【BZOJ2442】修建草坪(动态规划,单调队列)
【BZOJ2442】修建草坪(动态规划,单调队列)
题面
题解
设\(f[i]\)表示前\(i\)个里面选出来的最大值
转移应该比较显然
枚举一个断点的位置,转移一下就好
\(f[i]=max(f[j-1]+s[j]-s[i])\)
所以可以单调队列优化一下
(不优化用各种玄学可以拿90分。。。
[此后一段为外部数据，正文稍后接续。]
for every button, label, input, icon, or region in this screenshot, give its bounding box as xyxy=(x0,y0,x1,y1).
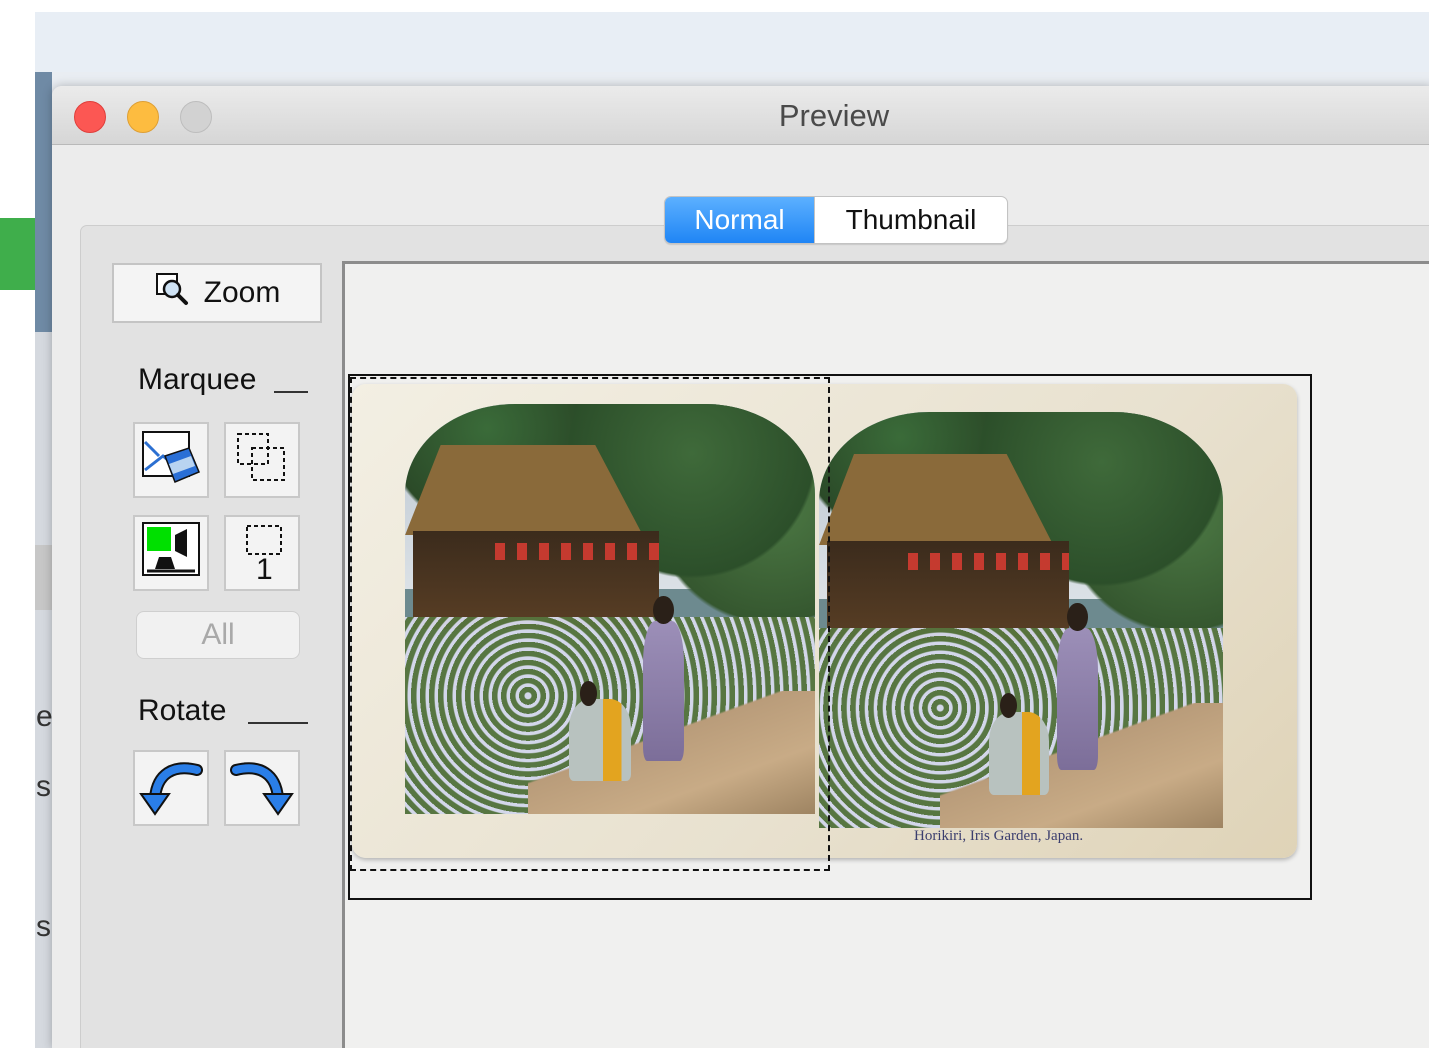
auto-locate-button[interactable] xyxy=(133,422,209,498)
marquee-section-rule xyxy=(274,391,308,393)
rotate-section-rule xyxy=(248,722,308,724)
background-toolbar xyxy=(35,12,1429,72)
background-sidebar-row xyxy=(35,545,52,610)
tab-normal[interactable]: Normal xyxy=(665,197,814,243)
zoom-button[interactable]: Zoom xyxy=(112,263,322,323)
rotate-left-icon xyxy=(139,754,203,823)
marquee-section-label: Marquee xyxy=(138,363,257,396)
tab-thumbnail[interactable]: Thumbnail xyxy=(814,197,1007,243)
background-sidebar-header xyxy=(35,72,52,332)
preview-window: Preview Normal Thumbnail Zoom Marquee 1 … xyxy=(52,86,1429,1048)
auto-exposure-button[interactable] xyxy=(133,515,209,591)
magnifier-icon xyxy=(154,271,194,315)
marquee-frame-button[interactable]: 1 xyxy=(224,515,300,591)
rotate-right-button[interactable] xyxy=(224,750,300,826)
background-text: e xyxy=(36,700,53,733)
background-text: s xyxy=(36,770,51,803)
auto-exposure-icon xyxy=(139,519,203,588)
title-bar[interactable]: Preview xyxy=(52,86,1429,145)
rotate-section-label: Rotate xyxy=(138,694,227,727)
duplicate-marquee-button[interactable] xyxy=(224,422,300,498)
duplicate-marquee-icon xyxy=(230,426,294,495)
marquee-count: 1 xyxy=(256,553,273,586)
auto-locate-frame-icon xyxy=(139,426,203,495)
marquee-selection[interactable] xyxy=(350,377,830,871)
rotate-right-icon xyxy=(230,754,294,823)
background-green-button xyxy=(0,218,35,290)
all-button[interactable]: All xyxy=(136,611,300,659)
zoom-button-label: Zoom xyxy=(203,276,281,309)
window-title: Preview xyxy=(778,98,890,133)
view-mode-segmented-control: Normal Thumbnail xyxy=(664,196,1008,244)
rotate-left-button[interactable] xyxy=(133,750,209,826)
background-text: s xyxy=(36,910,51,943)
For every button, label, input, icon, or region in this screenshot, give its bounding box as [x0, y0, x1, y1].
)
#include<iostream>
#include<cstdio>
#include<cstdlib>
#include<cstring>
#include<cmath>
#include<algorithm>
#include<set>
#include<map>
#include<vector>
#include<queue>
using namespace std;
#define ll long long
#define RG register
#define MAX 120000
inline int read()
{
RG int x=0,t=1;RG char ch=getchar();
while((ch<'0'||ch>'9')&&ch!='-')ch=getchar();
if(ch=='-')t=-1,ch=getchar();
while(ch<='9'&&ch>='0')x=x*10+ch-48,ch=getchar();
return x*t;
}
ll s[MAX],f[MAX],ans;
int n,K,h,t=1;
ll Q[MAX];
ll Get(int id)
{
ll x=f[id-1]-s[id];
while(h<=t&&x>f[Q[t]-1]-s[Q[t]])--t;
Q[++t]=id;
while(h<=t&&id-Q[h]>K)++h;
return f[Q[h]-1]-s[Q[h]];
}
int main()
{
n=read();K=read();
for(int i=1;i<=n;++i)s[i]=read()+s[i-1];
for(int i=1;i<=n;++i)ans=max(ans,f[i]=Get(i)+s[i]);
printf("%lld\n",ans);
return 0;
}